Slowly and intentionally made garments and hand woven textiles.

Bio

Dakota Burpee is a textile artist and maker who researches the relations of body and cloth.

She is originally from Guelph, Ontario, and earned a BFA in Textiles and Fashion from the Nova Scotia College of Art and Design (NSCAD University) in 2021. Burpee is a current MFA 2026 candidate at Emily Carr University and is now based in Cumberland, BC, on the traditional territory of the K’omoks people. She is a recipient of a BC Arts Council Scholarship to pursue her MFA and has been awarded the Oksakovsky & Goetz Tuition Scholarship.

Burpee’s work has been showcased through performances at wearable art shows, dance, and textile exhibitions across Canada.

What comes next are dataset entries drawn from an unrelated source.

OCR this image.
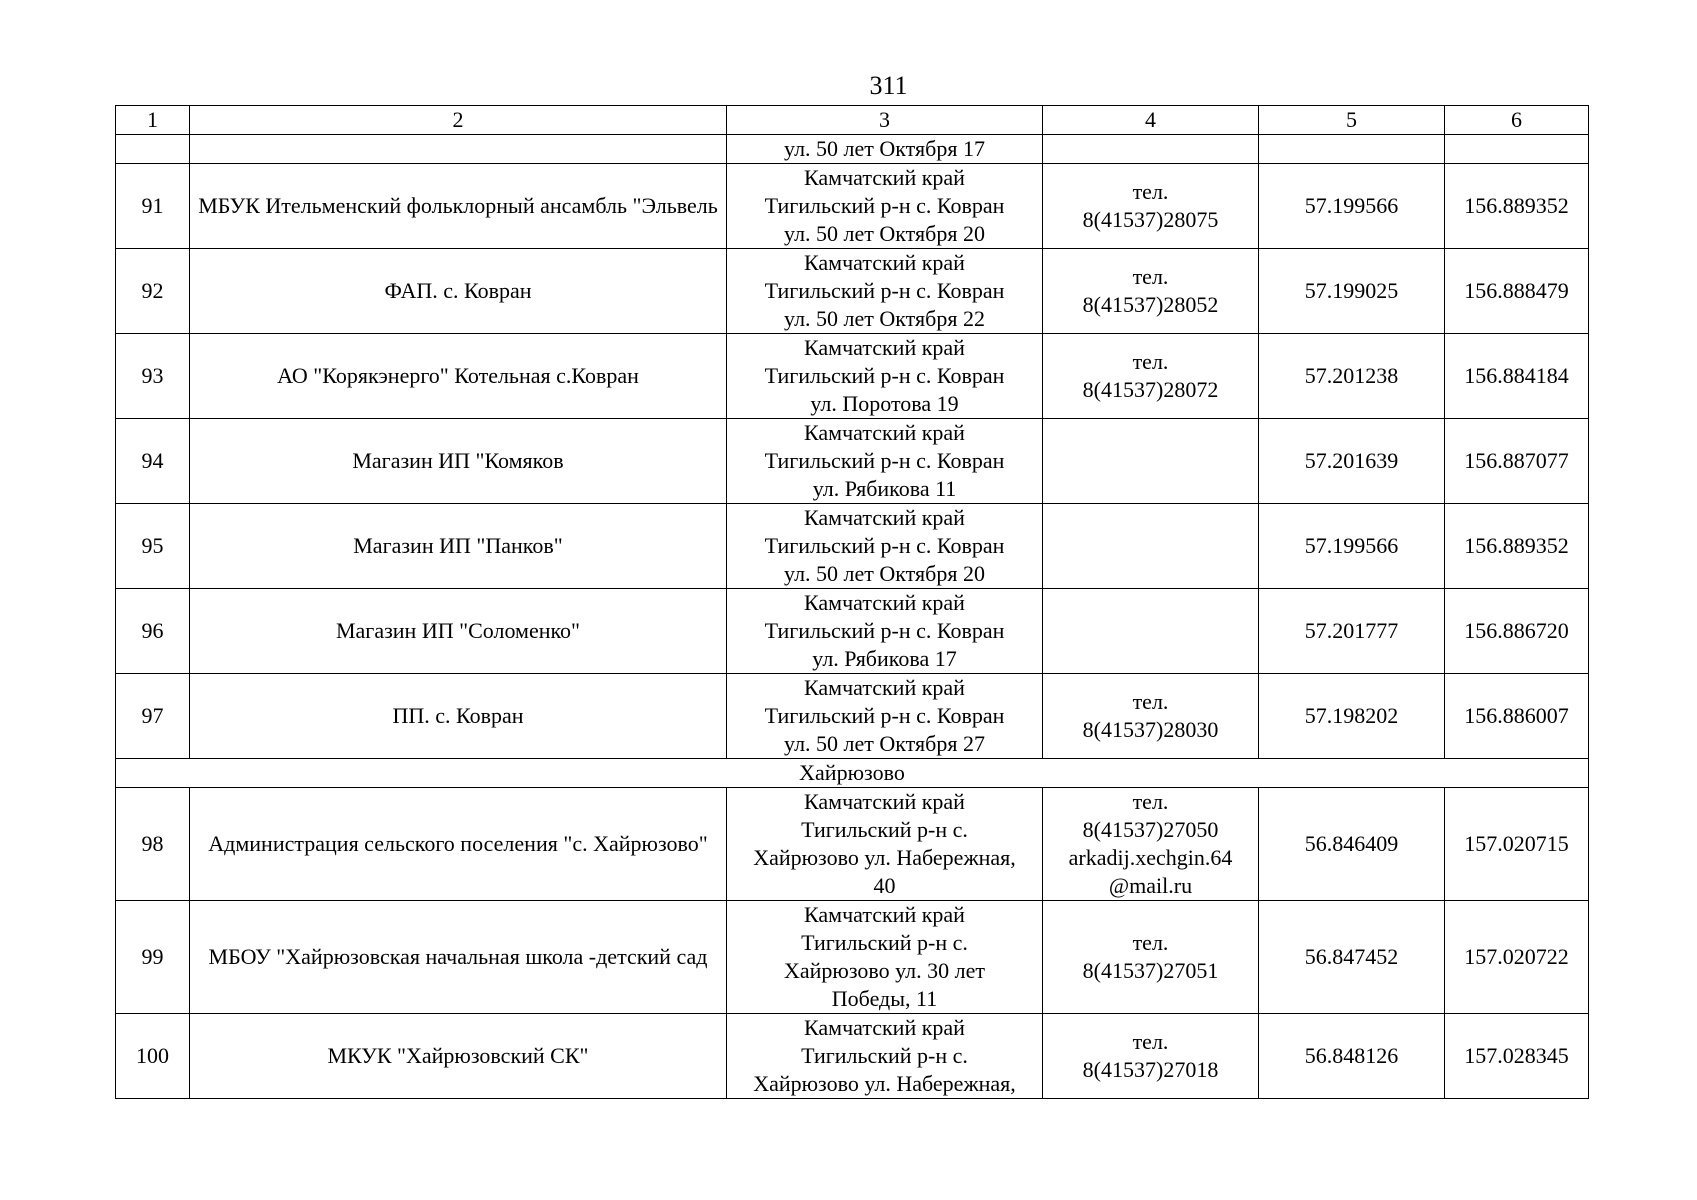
311
1	2	3	4	5	6
		ул. 50 лет Октября 17			
91	МБУК Ительменский фольклорный ансамбль "Эльвель	Камчатский край
Тигильский р-н с. Ковран
ул. 50 лет Октября 20	тел.
8(41537)28075	57.199566	156.889352
92	ФАП. с. Ковран	Камчатский край
Тигильский р-н с. Ковран
ул. 50 лет Октября 22	тел.
8(41537)28052	57.199025	156.888479
93	АО "Корякэнерго" Котельная с.Ковран	Камчатский край
Тигильский р-н с. Ковран
ул. Поротова 19	тел.
8(41537)28072	57.201238	156.884184
94	Магазин ИП "Комяков	Камчатский край
Тигильский р-н с. Ковран
ул. Рябикова 11		57.201639	156.887077
95	Магазин ИП "Панков"	Камчатский край
Тигильский р-н с. Ковран
ул. 50 лет Октября 20		57.199566	156.889352
96	Магазин ИП "Соломенко"	Камчатский край
Тигильский р-н с. Ковран
ул. Рябикова 17		57.201777	156.886720
97	ПП. с. Ковран	Камчатский край
Тигильский р-н с. Ковран
ул. 50 лет Октября 27	тел.
8(41537)28030	57.198202	156.886007
Хайрюзово					
98	Администрация сельского поселения "с. Хайрюзово"	Камчатский край
Тигильский р-н с.
Хайрюзово ул. Набережная,
40	тел.
8(41537)27050
arkadij.xechgin.64
@mail.ru	56.846409	157.020715
99	МБОУ "Хайрюзовская начальная школа -детский сад	Камчатский край
Тигильский р-н с.
Хайрюзово ул. 30 лет
Победы, 11	тел.
8(41537)27051	56.847452	157.020722
100	МКУК "Хайрюзовский СК"	Камчатский край
Тигильский р-н с.
Хайрюзово ул. Набережная,	тел.
8(41537)27018	56.848126	157.028345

She received an Arts Creation grant from Arts NS and has participated in group exhibitions and multidisciplinary arts projects. Burpee travelled to Norway to attend a residency course with Digital Weaving Norway and was invited back to a training course to teach workshops across Canada as the Canadian representative for Digital Weaving Norway. Burpee taught various textile courses as a sessional instructor at NSCAD University. She has been a mentor at Cellulose Residency.

Artist Statement

I am a textile artist and maker based in Cumberland, BC, on the traditional territory of the K’omoks people on Vancouver Island. I work out of a quiet, small studio in my backyard, looking into my overgrown garden and spilling apple tree. I research the relationship between body and cloth. I use processes such as spinning fibre on a spinning wheel and weaving on a wooden floor loom to explore slowness. Movement and meditation bind my interests in these processes through their shared reliance on repetitive motion. Embodied labour guides my mode of research, spending time with the materials and tools I engage with.

My current research is a collection of handspun and woven forms that are an endeavour to understand animacy through working with various fibres as they shape-shift and move through forms. By spinning fibres, I respond to the qualities embedded within, allowing them to dictate the form of their arrival. I use a floor loom to weave the spun fibre into cloth, which will later be made into garments. Intrigued by the unifying human experiences of transformation (birth, life, death, shedding, growing, undoing, becoming, etc.), which we experience many times throughout our lives, I reference these in the form-shifting aspect of my work, making them visible in my garment forms.